31 October 2017
Bulletproof TLS Newsletter is a free periodic newsletter bringing you commentary and news surrounding SSL/TLS and Internet PKI, designed to keep you informed about the latest developments in this space. Received monthly by more than 50,000 subscribers. Written by Hanno Böck.
Deployment of TLS 1.3 is currently blocked by faulty middlebox devices. In theory, the protocol has been deemed ready; the latest draft 21 of TLS 1.3 was published in July, and it’s been in “Last Call” state for a while.
As Eric Rescorla reports in the TLS working group, a significant number of connection failures have been observed in experiments carried out by Google and Firefox. The source of the failures seems to be middleboxes that try to analyze traffic and block packets that don’t look like known protocol messages.
Details are scarce at this point, and no vendors have been named. The only known case of a vendor failing at TLS 1.3 was due to a bug in Blue Coat devices, as mentioned in our January newsletter.

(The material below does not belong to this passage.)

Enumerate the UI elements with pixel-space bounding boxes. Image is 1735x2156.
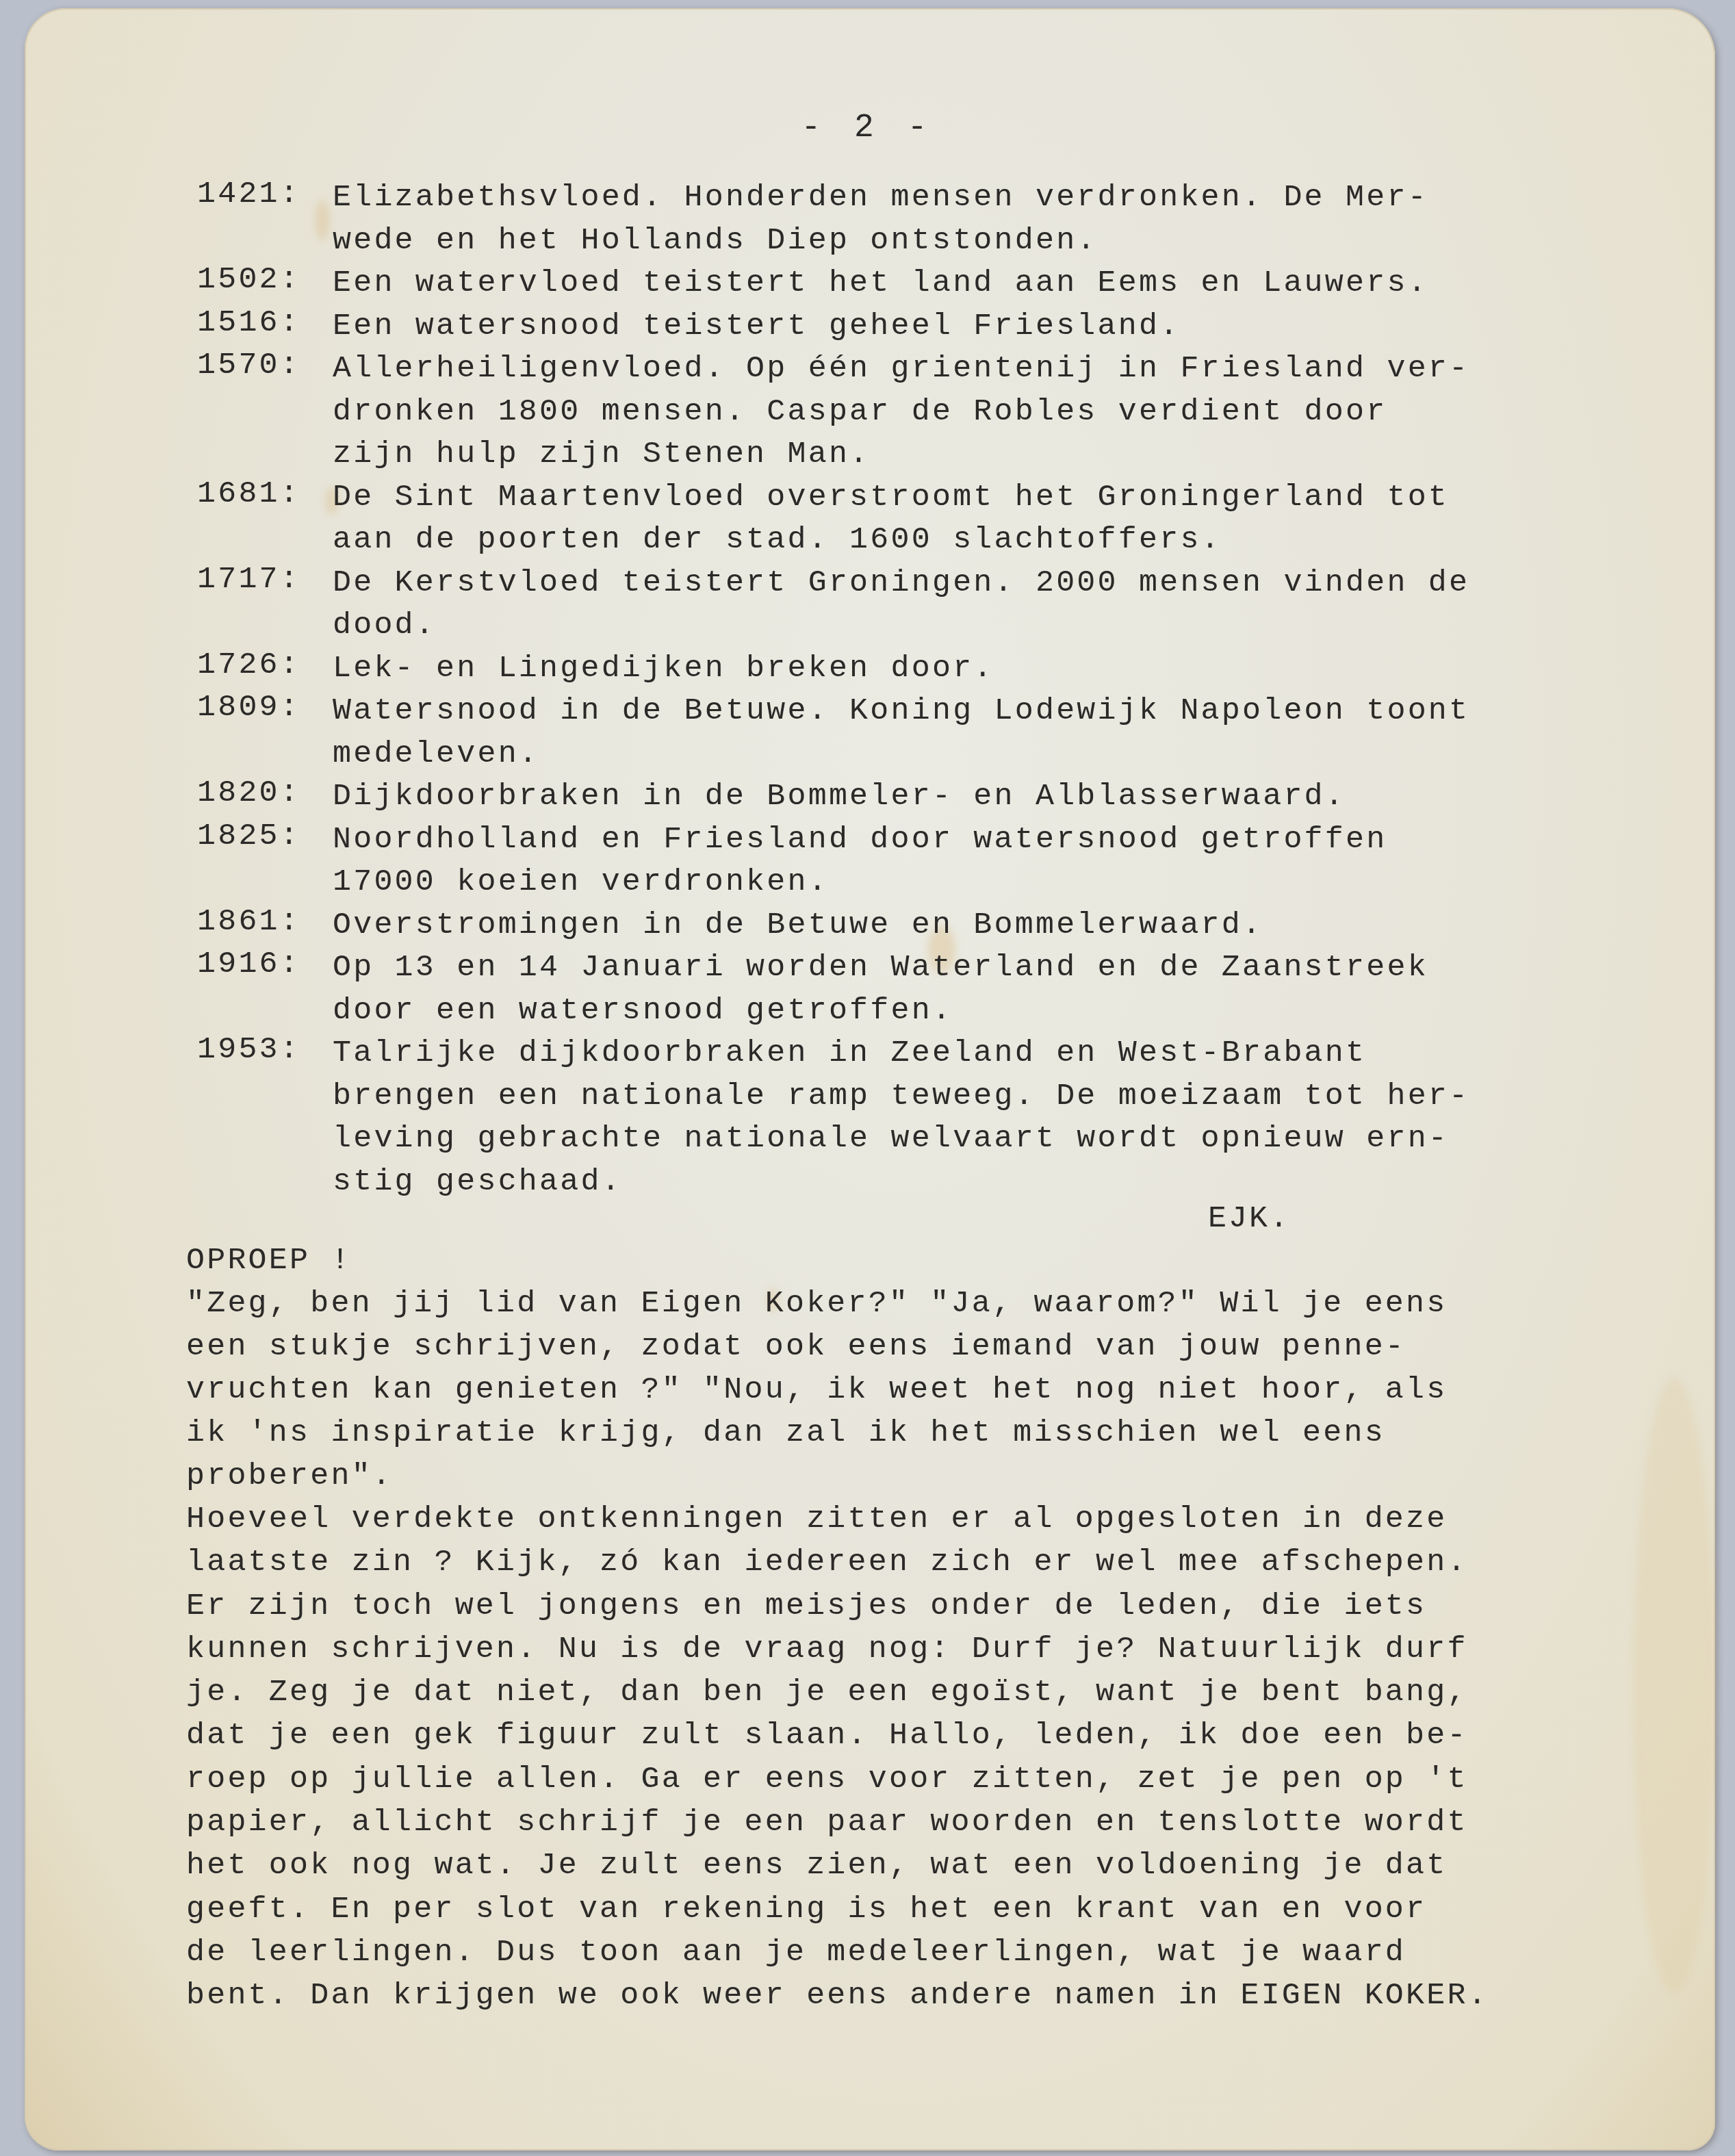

However, it seems that changing TLS 1.3 in slight ways that make it look more like TLS 1.2 may make it possible to bring the failure rate down to an acceptable level. How these changes look is unclear, as it hasn’t been discussed in public.
Once again, it seems faulty devices make deploying a new protocol harder. This isn’t new. The deployment of previous TLS versions was seriously hampered by so-called version intolerance. Fallbacks implemented by browsers in the past have subsequently led to security vulnerabilities like POODLE. In TLS 1.3, a new version negotiation mechanism was implemented, and the GREASE mechanism was introduced to prevent such issues in the future.